Risk Monitoring Chain#
Continuous Risk Monitor#
Goal: Risk Monitor (Direct mode, runs every 5 minutes)
Check current portfolio drawdown. If total unrealized + realized losses exceed 8% from daily peak, trigger emergency exit.
on_failure (drawdown exceeded) → Goal: Emergency Exit
Goal: Emergency Exit (Direct mode)
Close all open positions at market price immediately. Pause all other goals.
on_success → Goal: Alert
Goal: Alert (Direct mode)
Send notification: "Emergency exit triggered. All positions closed. Daily drawdown limit reached. Agent paused."
This creates an automated circuit breaker. The risk monitor runs on a 5-minute loop. If drawdown exceeds the threshold, it "fails" (by design), triggering the emergency exit chain. No human intervention needed.
Configuring Chains#
From the goal settings panel:
- Open the goal you want to chain from
- Navigate to the "Triggers" section
- Select the trigger type (on_start, on_success, on_failure)
- Choose the target goal from a dropdown of existing goals
- Optionally configure data passing (output from the source goal becomes input for the target)
Data Passing#
Chains can pass data between goals. The scanner's output (list of top 3 markets) becomes the analyzer's input. The analyzer's output (selected trade) becomes the executor's input.

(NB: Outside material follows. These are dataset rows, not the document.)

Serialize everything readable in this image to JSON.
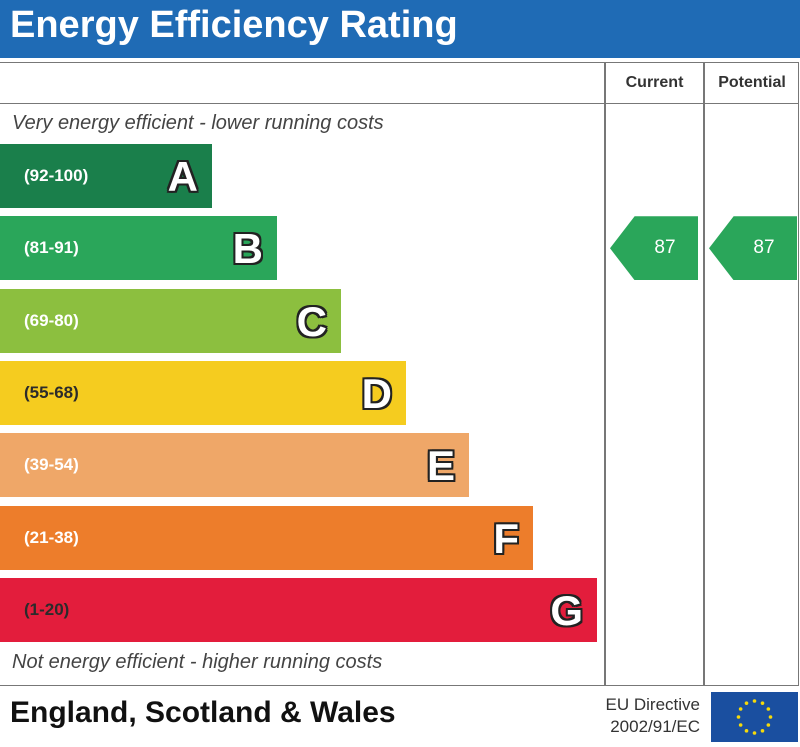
{
  "title": "Energy Efficiency Rating",
  "columns": {
    "current": "Current",
    "potential": "Potential"
  },
  "top_note": "Very energy efficient - lower running costs",
  "bottom_note": "Not energy efficient - higher running costs",
  "footer": {
    "region": "England, Scotland & Wales",
    "directive_line1": "EU Directive",
    "directive_line2": "2002/91/EC"
  },
  "colors": {
    "header": "#1f6bb5",
    "eu_flag": "#1a4fa0",
    "eu_stars": "#f5d90a"
  },
  "chart_data": {
    "type": "bar",
    "bands": [
      {
        "letter": "A",
        "range": "(92-100)",
        "color": "#1a7f4b"
      },
      {
        "letter": "B",
        "range": "(81-91)",
        "color": "#2aa65a"
      },
      {
        "letter": "C",
        "range": "(69-80)",
        "color": "#8cbf3f"
      },
      {
        "letter": "D",
        "range": "(55-68)",
        "color": "#f5cc1f"
      },
      {
        "letter": "E",
        "range": "(39-54)",
        "color": "#efa768"
      },
      {
        "letter": "F",
        "range": "(21-38)",
        "color": "#ed7d2b"
      },
      {
        "letter": "G",
        "range": "(1-20)",
        "color": "#e31d3c"
      }
    ],
    "current": {
      "value": 87,
      "band": "B"
    },
    "potential": {
      "value": 87,
      "band": "B"
    }
  }
}
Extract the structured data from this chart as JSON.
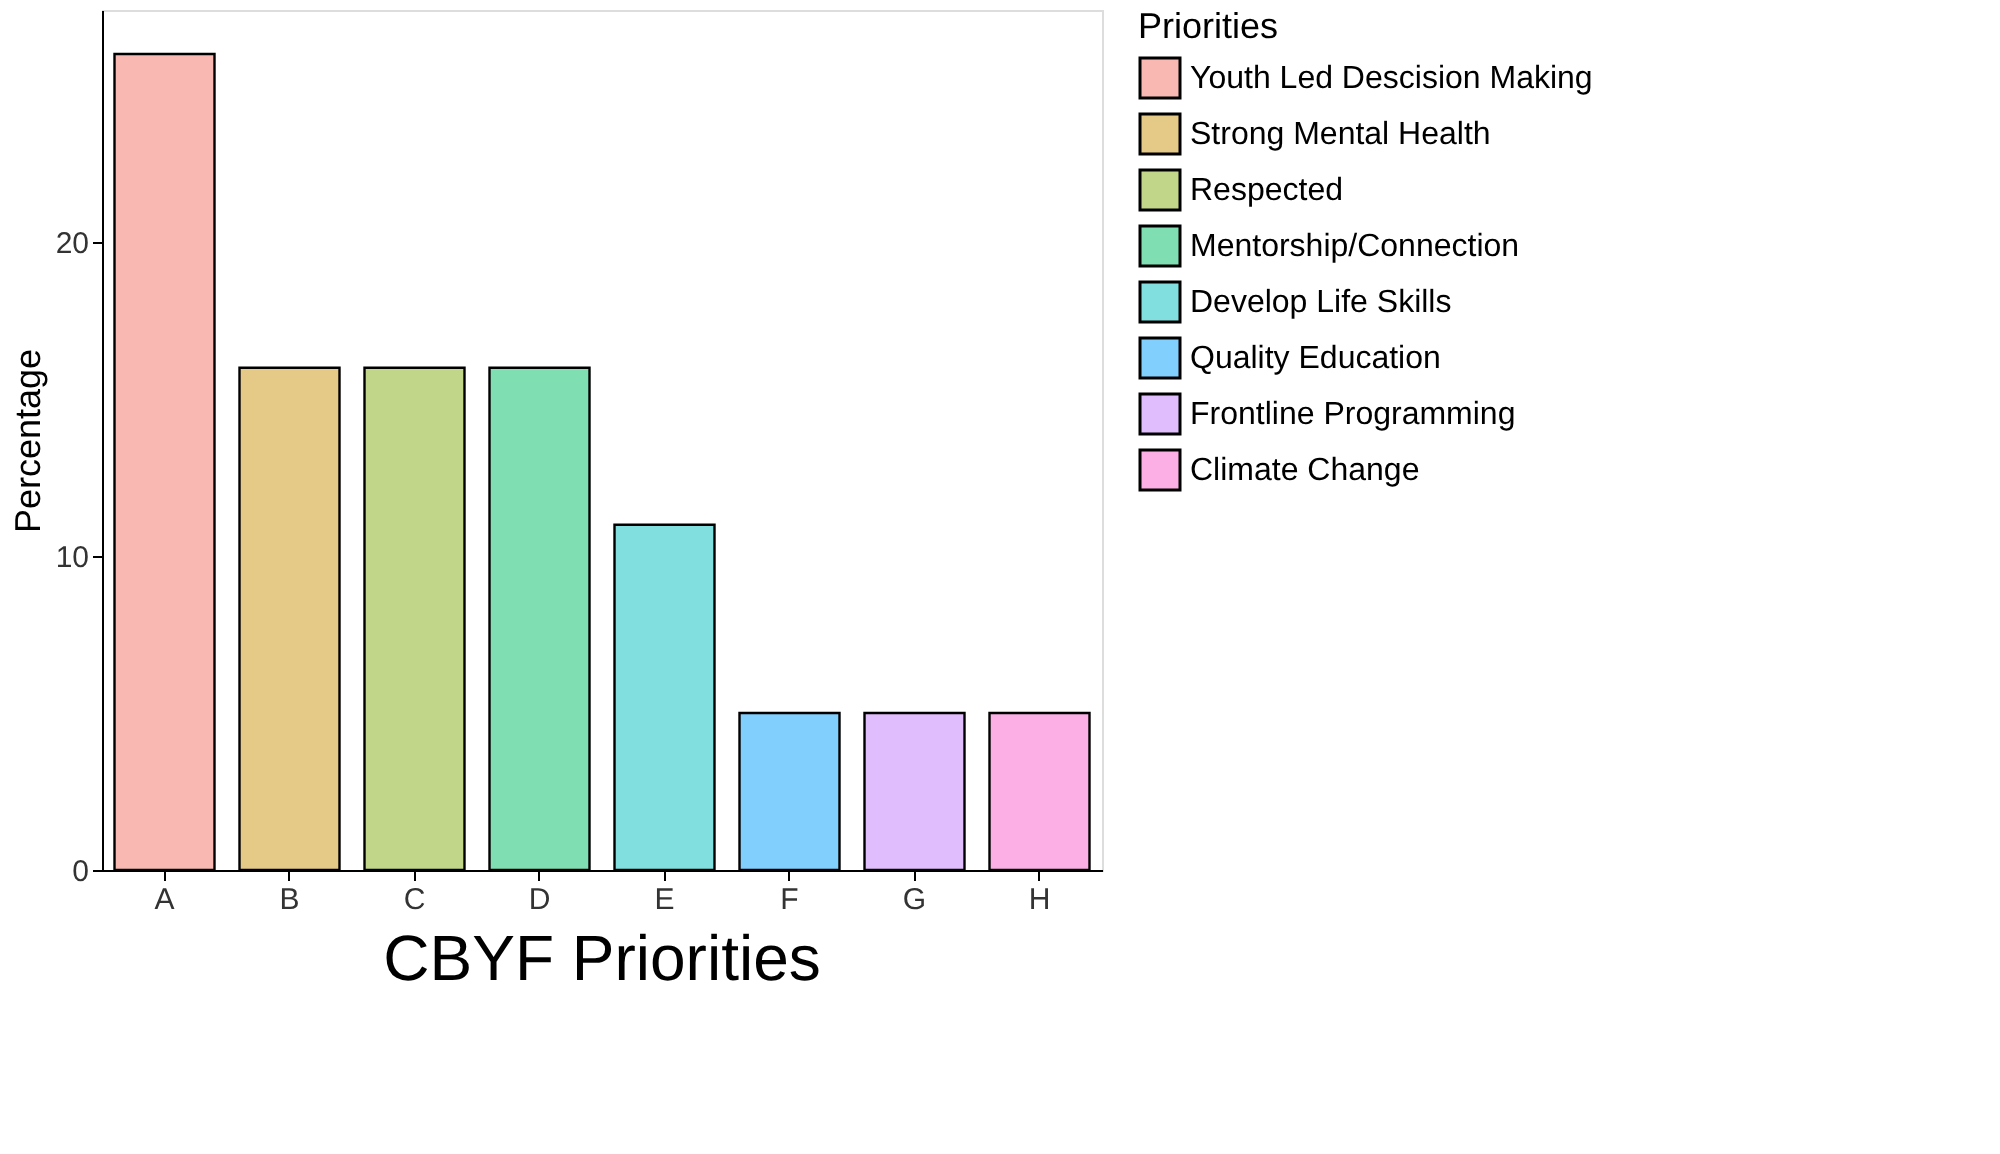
{
  "chart_data": {
    "type": "bar",
    "title": "CBYF Priorities",
    "ylabel": "Percentage",
    "legend_title": "Priorities",
    "categories": [
      "A",
      "B",
      "C",
      "D",
      "E",
      "F",
      "G",
      "H"
    ],
    "series": [
      {
        "name": "Youth Led Descision Making",
        "color": "#f9b8b2",
        "values": [
          26,
          null,
          null,
          null,
          null,
          null,
          null,
          null
        ]
      },
      {
        "name": "Strong Mental Health",
        "color": "#e5c987",
        "values": [
          null,
          16,
          null,
          null,
          null,
          null,
          null,
          null
        ]
      },
      {
        "name": "Respected",
        "color": "#c2d689",
        "values": [
          null,
          null,
          16,
          null,
          null,
          null,
          null,
          null
        ]
      },
      {
        "name": "Mentorship/Connection",
        "color": "#80deb3",
        "values": [
          null,
          null,
          null,
          16,
          null,
          null,
          null,
          null
        ]
      },
      {
        "name": "Develop Life Skills",
        "color": "#81dfe0",
        "values": [
          null,
          null,
          null,
          null,
          11,
          null,
          null,
          null
        ]
      },
      {
        "name": "Quality Education",
        "color": "#80cffc",
        "values": [
          null,
          null,
          null,
          null,
          null,
          5,
          null,
          null
        ]
      },
      {
        "name": "Frontline Programming",
        "color": "#e0bdfc",
        "values": [
          null,
          null,
          null,
          null,
          null,
          null,
          5,
          null
        ]
      },
      {
        "name": "Climate Change",
        "color": "#fbafe4",
        "values": [
          null,
          null,
          null,
          null,
          null,
          null,
          null,
          5
        ]
      }
    ],
    "ylim": [
      0,
      27.4
    ],
    "yticks": [
      0,
      10,
      20
    ],
    "grid": false,
    "legend": "right"
  }
}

This is handled automatically — the execution system captures each goal's output and makes it available to the next goal in the chain via the context window.
Chain Constraints#
- Max depth: 5 levels — Chains can go 5 goals deep. This prevents infinite chains.

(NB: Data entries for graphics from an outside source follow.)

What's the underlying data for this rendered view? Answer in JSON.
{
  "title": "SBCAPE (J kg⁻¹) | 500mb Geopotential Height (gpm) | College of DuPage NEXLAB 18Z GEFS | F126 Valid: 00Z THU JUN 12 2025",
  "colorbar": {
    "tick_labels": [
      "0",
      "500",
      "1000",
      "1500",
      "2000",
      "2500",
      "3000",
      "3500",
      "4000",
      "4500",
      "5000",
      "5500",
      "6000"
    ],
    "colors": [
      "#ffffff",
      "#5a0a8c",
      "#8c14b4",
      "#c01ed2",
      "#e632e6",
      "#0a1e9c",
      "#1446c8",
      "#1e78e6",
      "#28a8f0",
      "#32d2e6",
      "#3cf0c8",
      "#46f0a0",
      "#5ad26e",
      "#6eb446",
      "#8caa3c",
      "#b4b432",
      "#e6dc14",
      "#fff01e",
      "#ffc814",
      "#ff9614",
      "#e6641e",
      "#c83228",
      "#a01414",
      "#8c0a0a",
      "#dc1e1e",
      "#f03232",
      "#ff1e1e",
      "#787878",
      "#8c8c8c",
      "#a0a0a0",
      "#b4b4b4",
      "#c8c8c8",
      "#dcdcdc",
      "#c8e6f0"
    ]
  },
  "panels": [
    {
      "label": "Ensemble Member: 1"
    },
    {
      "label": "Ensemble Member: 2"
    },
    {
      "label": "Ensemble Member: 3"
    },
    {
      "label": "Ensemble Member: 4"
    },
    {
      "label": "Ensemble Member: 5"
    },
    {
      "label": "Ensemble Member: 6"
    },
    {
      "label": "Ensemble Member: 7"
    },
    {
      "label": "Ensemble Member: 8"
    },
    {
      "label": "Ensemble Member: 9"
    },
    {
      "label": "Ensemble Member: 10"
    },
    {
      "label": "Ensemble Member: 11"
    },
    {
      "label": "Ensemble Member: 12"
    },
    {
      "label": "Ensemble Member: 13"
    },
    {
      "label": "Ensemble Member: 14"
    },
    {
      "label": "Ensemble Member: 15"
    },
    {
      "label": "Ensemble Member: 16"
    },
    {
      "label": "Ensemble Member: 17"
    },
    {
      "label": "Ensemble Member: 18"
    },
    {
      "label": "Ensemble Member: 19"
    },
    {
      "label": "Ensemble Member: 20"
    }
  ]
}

- Circular reference prevention — If Goal A triggers Goal B on success, Goal B cannot trigger Goal A. The system detects and rejects circular references during configuration.
- Independent credit budgets — Each goal in the chain has its own credit allocation. An expensive ReAct scanner doesn't eat into the executor's budget.
When to Use Chains#
With modern model capacity, the use cases for chaining have narrowed to situations where a single goal genuinely can't cover the workflow:
Emergency exit circuits — A risk monitor goal that fires every few minutes and triggers a separate emergency exit goal on failure. The monitor and the exit have different lifecycles — one is periodic, the other is event-driven. This is still the cleanest pattern for automated circuit breakers.

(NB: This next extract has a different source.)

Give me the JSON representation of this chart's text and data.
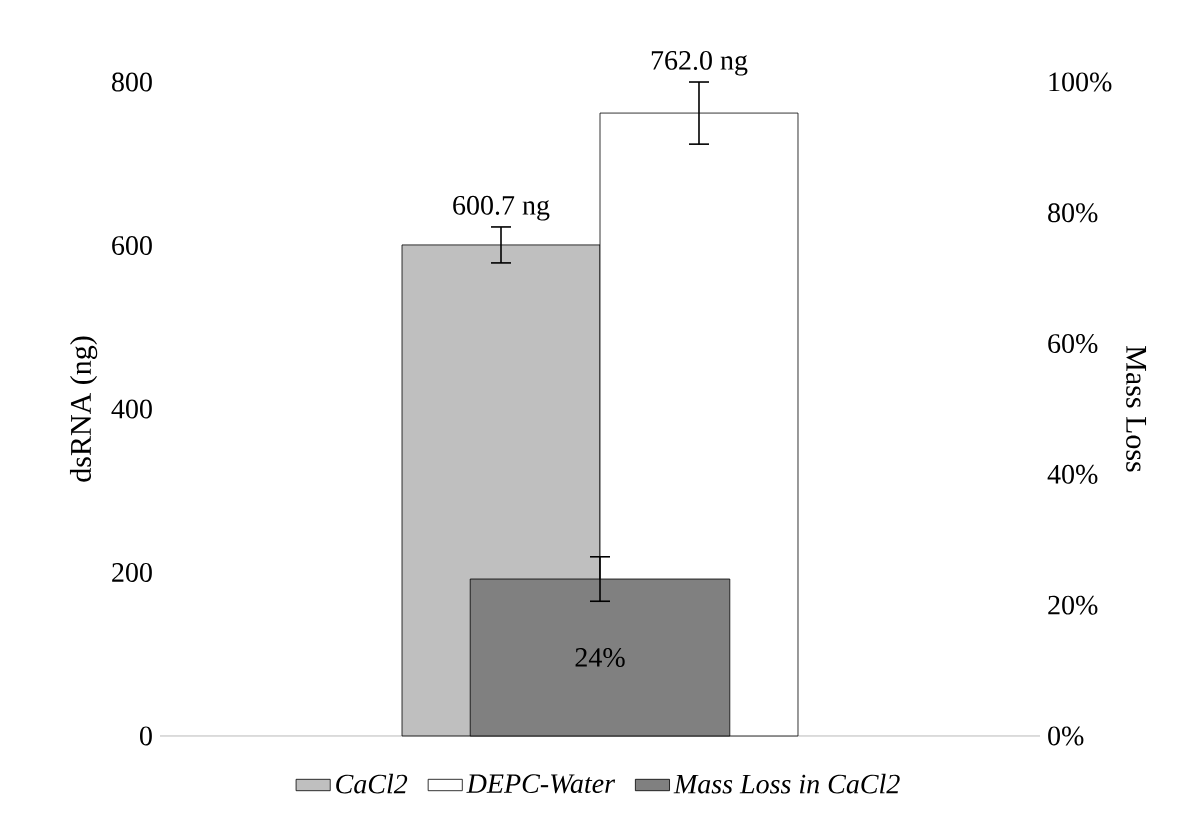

Cross-asset coordination — When an event in one market should trigger analysis in another. A macro event scanner triggering per-asset analysis goals lets you fan out across multiple assets in parallel rather than processing them sequentially in one goal.
Failure recovery with different strategies — When the fallback approach is fundamentally different from the primary (different assets, different timeframes, different risk parameters). A conservative fallback goal with its own credit budget and reasoning mode is cleaner than branching logic inside one goal.
When Not to Use Chains (Most Cases)#
Single-asset strategies — One CoT or ReAct goal per asset handles the full scan-analyze-execute loop. This is how most users run their agents today. The model holds the entire workflow in context without losing coherence.
Scan-analyze-execute workflows — This was the original showcase for chaining (ReAct scanner → GoT analyzer → Direct executor). With Sonnet 4.6 and Opus 4.6, a single goal handles this in one pass. Breaking it into three goals adds configuration overhead and latency between steps with no quality gain.
Low-frequency trading — A single CoT goal running on a schedule covers daily or weekly strategies without chaining.
Most users should start with one goal per trigger or asset. Only add chaining when you hit a specific limitation that a single goal can't solve.
Goals can trigger other goals via on_start, on_success, and on_failure. Originally essential for multi-step workflows, chaining is now optional for most strategies thanks to expanded model context. Use it for emergency exits, cross-asset coordination, and failure recovery.